El presidente electo ha ofrecido pocos detalles en campaña de cómo piensa lograr todo eso y Alvarado advierte que «las condiciones económicas no están dadas para regresar a ese crecimiento» del gobierno de Martinelli, que respondía en buena medida a factores exógenos.
Recientemente Panamá ha sufrido una sequía que bajó el nivel de agua y el flujo de barcos en el canal marítimo que es un pilar de su economía.
El cierre de una gran mina de cobre tras las masivas protestas del año pasado por su impacto ambiental le costará al país este año cinco puntos del PIB, que pasará de expandirse 7,5% en 2023 a 2,5% en 2024, según el Fondo Monetario Internacional (FMI).

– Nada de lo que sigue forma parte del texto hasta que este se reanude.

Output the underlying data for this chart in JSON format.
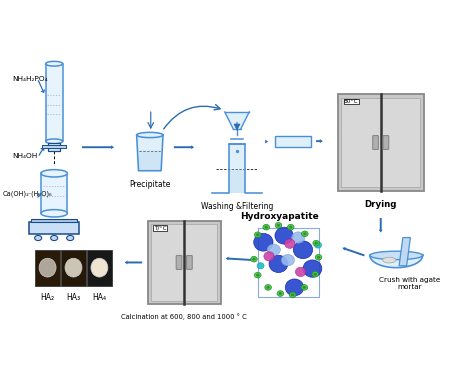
{
  "bg_color": "#ffffff",
  "arrow_color": "#2b6cb0",
  "label_color": "#000000",
  "oven_color": "#c8c8c8",
  "oven_border": "#888888",
  "lblue": "#4a90d9",
  "dblue": "#1a4a8a",
  "labels": {
    "nh4h2po4": "NH₄H₂PO₄",
    "nh4oh": "NH₄OH",
    "ca_oh": "Ca(OH)₂·(H₂O)₆",
    "precipitate": "Precipitate",
    "washing": "Washing &Filtering",
    "drying": "Drying",
    "hydroxyapatite": "Hydroxyapatite",
    "crush": "Crush with agate\nmortar",
    "calcination": "Calcination at 600, 800 and 1000 ° C",
    "ha2": "HA₂",
    "ha3": "HA₃",
    "ha4": "HA₄",
    "temp1": "80°C",
    "temp2": "T/°C"
  }
}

Y la deuda pública panameña ha crecido en los últimos años hasta alcanzar US$47 mil millones o la mitad del PIB a fines de 2023.


Panamá se ha visto sacudido por protestas callejeras en años recientes.

Alvarado concluye que quienes apoyan a Martinelli y dieron el triunfo a Mulino priorizaron sus logros en el gobierno a los señalamientos de corrupción que les hacían sus adversarios, a veces sin presentar alternativas creíbles.
Señala además que hay una demanda de «mano dura» de parte de la población contra la criminalidad o para enfocar la migración como un problema de seguridad, lo cual pudo haber beneficiado a Mulino.
Pero para el presidente electo empieza ahora el desafío de gobernar sin mayorías legislativas un país en crisis y que tuvo grandes protestas callejeras recientes, no sólo contra la mina sino también por el costo de vida y su gran desigualdad social.
«En la medida en que las condiciones económicas en Panamá no se den para el crecimiento”, advierte Alvarado, “es probable que las políticas económicas que se tomen sean impopulares y lleven entonces a nuevas movilizaciones».